The statistics are grim: 1 million fathers behind bars; one in nine black children with a parent in prison; a U.S. prison population that grew from 500,000 in 1980 to 2.2 million today — nearly half of them people of color — at an estimated annual cost of $80 billion.
Ohio’s state prison population rose from fewer than 8,000 in 1974 to more than 50,000 last year. Michigan spends more on prisons — $2 billion a year — than it does on higher education.
With 5 percent of the world’s population, the United States holds 25 percent of the planet’s prisoners. Lowering the nation’s prison population to a rational, cost-effective level will take time.
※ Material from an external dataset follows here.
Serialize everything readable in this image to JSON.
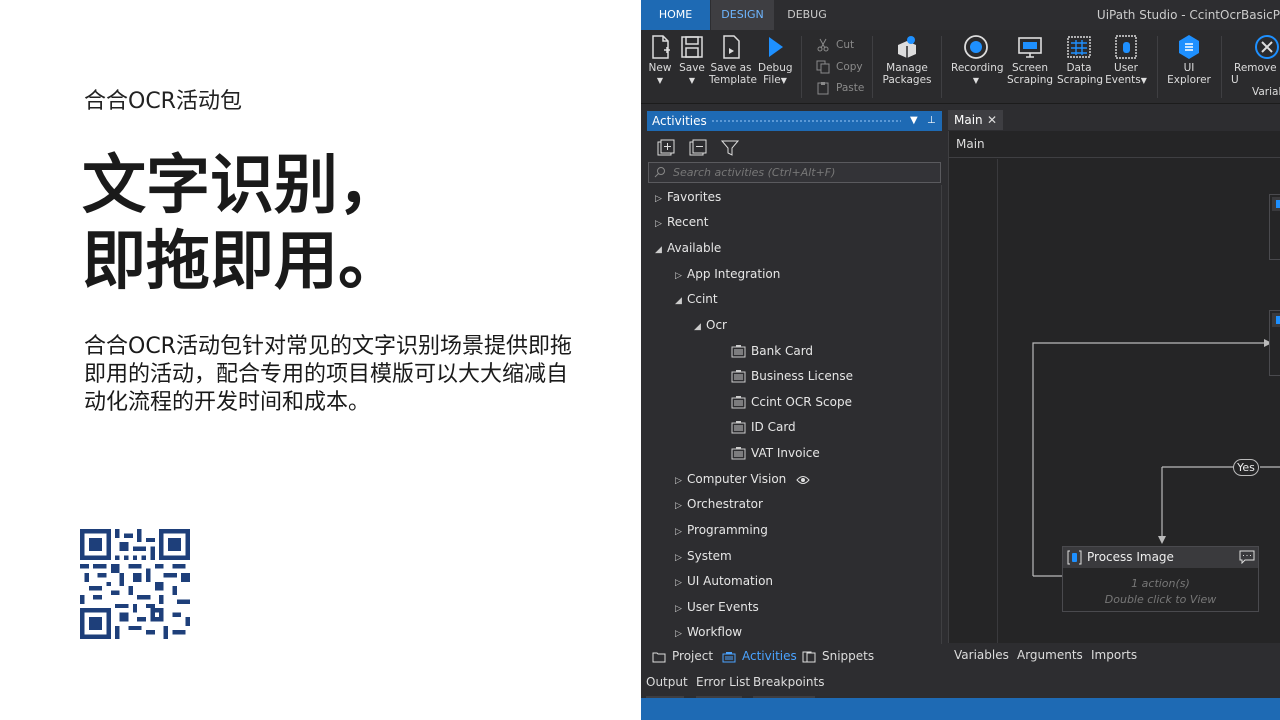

Most of the increase in the U.S. penal population took place during the 1980s and 1990s. States adopted mandatory minimum sentences for drug offenses, three-strikes laws, and other costly and ineffective get-tough measures.
Those policies must be reversed. Congress can take another step forward by approving a bipartisan bill before the Senate that would allow less-lengthy prison terms for nonviolent drug offenders.
Mass incarceration remains arguably the country’s biggest economic, social, and moral problem. By visiting a prison and putting further reforms at the top of the nation’s agenda, President Obama has sped the drive to a more sane, humane, rational, and cost-effective system.